Arkeologlar ve adli bilimciler, radyokarbon tarihleme, eserler, tarihi kayıtlar ve kararlı izotop analizlerine dayanarak, piskoposu 1209'dan 1235'e kadar Whithorn'a başkanlık etmiş olan Piskopos Walter olarak tanımladılar. Walter'ın iskeleti obezite belirtileri ve zengin bir balık diyeti sergiliyordu. Yakut ve zümrüt kakma altın yüzük gibi değerli eşyalarla birlikte tamamen giyinik olarak gömülmüştü. Kadının kimliği belirlenemedi, 20'li yaşlarında ölmüştü ve manastırın yüksek sunağının yakınında deniz kabuklarından bir yatağa gömülmüştü. Bu onun yüksek statüsünün açık bir göstergesi olarak kabul edilmiş. Kimliği belirsiz diğer din adamı, yarık damak ve asimetrik yüzü nedeniyle adli tıp uzmanları için "benzersiz bir meydan okuma" oluşturdu. Toplumun seçkin üyelerinin yanına gömüldü, ancak ayrıntılı cenaze eşyalarından yoksundu.

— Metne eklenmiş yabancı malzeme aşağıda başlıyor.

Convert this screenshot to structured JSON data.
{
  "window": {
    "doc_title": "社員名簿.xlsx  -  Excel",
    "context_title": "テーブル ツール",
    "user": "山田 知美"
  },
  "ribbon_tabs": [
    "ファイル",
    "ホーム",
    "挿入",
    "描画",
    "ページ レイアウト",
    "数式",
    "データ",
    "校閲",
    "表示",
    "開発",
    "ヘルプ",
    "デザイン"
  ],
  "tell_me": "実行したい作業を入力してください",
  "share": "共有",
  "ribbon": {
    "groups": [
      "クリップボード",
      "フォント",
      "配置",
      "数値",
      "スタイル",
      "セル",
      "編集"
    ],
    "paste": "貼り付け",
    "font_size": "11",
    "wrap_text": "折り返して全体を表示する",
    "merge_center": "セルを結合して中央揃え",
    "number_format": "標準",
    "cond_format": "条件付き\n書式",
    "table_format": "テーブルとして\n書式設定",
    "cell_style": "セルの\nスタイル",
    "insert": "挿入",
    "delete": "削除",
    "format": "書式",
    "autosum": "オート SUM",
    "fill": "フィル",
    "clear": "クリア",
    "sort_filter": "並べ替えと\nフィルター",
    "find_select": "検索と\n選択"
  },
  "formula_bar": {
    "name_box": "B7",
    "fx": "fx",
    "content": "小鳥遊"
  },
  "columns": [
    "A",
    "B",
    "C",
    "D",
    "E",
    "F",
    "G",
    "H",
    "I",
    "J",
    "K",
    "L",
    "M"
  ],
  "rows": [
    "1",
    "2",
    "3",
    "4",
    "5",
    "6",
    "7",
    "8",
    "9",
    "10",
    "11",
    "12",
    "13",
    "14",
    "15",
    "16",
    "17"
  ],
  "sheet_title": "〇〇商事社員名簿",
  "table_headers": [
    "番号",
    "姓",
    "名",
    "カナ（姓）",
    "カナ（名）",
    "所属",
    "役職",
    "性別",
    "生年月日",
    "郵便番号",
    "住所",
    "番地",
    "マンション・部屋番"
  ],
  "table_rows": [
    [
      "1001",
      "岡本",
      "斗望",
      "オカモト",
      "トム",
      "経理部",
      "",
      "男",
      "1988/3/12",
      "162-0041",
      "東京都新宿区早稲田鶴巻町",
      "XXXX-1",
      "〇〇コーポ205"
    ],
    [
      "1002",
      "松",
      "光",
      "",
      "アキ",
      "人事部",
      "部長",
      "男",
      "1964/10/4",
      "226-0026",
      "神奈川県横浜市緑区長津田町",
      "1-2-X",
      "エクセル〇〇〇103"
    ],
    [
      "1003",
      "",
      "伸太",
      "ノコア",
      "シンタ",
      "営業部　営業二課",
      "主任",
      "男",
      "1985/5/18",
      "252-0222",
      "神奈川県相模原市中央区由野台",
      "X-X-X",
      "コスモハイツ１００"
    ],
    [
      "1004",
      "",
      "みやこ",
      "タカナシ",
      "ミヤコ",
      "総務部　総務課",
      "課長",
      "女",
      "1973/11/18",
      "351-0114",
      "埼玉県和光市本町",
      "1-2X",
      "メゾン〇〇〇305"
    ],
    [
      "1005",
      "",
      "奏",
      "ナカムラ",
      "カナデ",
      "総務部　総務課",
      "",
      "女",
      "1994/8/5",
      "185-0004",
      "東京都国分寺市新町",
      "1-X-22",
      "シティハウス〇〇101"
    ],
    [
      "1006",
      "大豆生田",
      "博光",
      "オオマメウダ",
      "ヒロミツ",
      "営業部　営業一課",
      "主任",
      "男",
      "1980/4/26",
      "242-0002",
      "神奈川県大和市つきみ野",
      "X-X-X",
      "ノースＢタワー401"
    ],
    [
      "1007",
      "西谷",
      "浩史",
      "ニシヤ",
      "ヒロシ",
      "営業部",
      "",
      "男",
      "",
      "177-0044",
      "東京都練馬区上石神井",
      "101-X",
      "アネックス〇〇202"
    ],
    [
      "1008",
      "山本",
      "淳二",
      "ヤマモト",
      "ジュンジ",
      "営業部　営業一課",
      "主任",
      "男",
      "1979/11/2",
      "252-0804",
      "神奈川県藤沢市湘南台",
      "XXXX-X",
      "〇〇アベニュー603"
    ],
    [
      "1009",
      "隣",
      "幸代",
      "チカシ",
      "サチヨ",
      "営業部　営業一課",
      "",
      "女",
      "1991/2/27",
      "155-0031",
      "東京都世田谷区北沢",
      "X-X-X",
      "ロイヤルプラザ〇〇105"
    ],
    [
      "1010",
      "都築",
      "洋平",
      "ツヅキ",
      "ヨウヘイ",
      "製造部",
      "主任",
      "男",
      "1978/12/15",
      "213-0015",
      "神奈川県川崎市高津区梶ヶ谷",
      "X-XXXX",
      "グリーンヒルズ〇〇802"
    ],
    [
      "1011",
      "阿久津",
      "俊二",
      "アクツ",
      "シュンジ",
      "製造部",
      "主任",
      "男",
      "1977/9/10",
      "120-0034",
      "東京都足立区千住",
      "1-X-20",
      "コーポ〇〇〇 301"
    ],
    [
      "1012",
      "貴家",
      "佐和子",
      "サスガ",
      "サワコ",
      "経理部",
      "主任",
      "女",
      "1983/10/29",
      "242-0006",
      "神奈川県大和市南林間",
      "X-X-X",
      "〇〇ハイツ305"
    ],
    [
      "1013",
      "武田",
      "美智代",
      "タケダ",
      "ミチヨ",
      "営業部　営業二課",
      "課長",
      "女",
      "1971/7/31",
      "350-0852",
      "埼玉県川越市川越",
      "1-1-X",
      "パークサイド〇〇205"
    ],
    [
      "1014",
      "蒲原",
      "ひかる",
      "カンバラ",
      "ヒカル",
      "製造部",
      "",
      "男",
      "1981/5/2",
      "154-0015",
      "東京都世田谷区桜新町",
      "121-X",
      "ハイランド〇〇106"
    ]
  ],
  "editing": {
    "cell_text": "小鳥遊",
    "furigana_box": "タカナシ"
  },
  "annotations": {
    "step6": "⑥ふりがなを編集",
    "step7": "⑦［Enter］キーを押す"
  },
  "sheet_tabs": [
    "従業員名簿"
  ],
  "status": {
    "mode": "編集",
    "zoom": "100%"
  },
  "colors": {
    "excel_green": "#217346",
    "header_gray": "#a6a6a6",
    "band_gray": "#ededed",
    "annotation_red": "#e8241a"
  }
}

ADLİ TIPTA YENİDEN YÜZLENDİRMENİN ÖNEMİ
Herhangi bir yerde kafatası kemiği bulunduğunda bu kafatası kemiğinden az önce de belirttiğimiz gibi yüzlendirme yapılabiliyor. Kayıp olan şahısların fotoğrafları ile yapılan yüzlendirme işlemi sonucunda ortaya çıkan muhtemel yüz görüntüsü karşılaştırılıyor. Ülkemizde yüzlendirme işlemini kriminal daireler ve Adli Tıp Kurumu yapabiliyor. DNA’nın kullanım kolaylığı gelişen tıp teknolojisiyle kimliklendirmede çağ atlatırken, 3 boyutlu modelleme daha sık olacak şekilde yüzlendirme yapılıyor. DNA yaygın kullanılmadığı zamanda özellikle kilden yüzlendirme çok sık kullanılıyordu ve gerçekten muhteşem tahminler ortaya çıkıyordu.
Sözün özüne gelecek olursak; adli bilimler ve adli tıp sayesinde yeniden yüzlendirmeyle kaybolmuş, unutulmuş kişiler veya unutturulmaya çalışılmış maktüller tekrar karşımıza çıkıyorlar ve bize şunu söylüyorlar adeta.
Hayat bize ne sunarsa sunsun, isterse adı sanı duyulmamış, önemsiz kabul edilen biri olalım; şu an olmasa da bir gün söyleyecek sözlerimiz olacak, belki birilerinin hayatlarına dokunabileceğiz.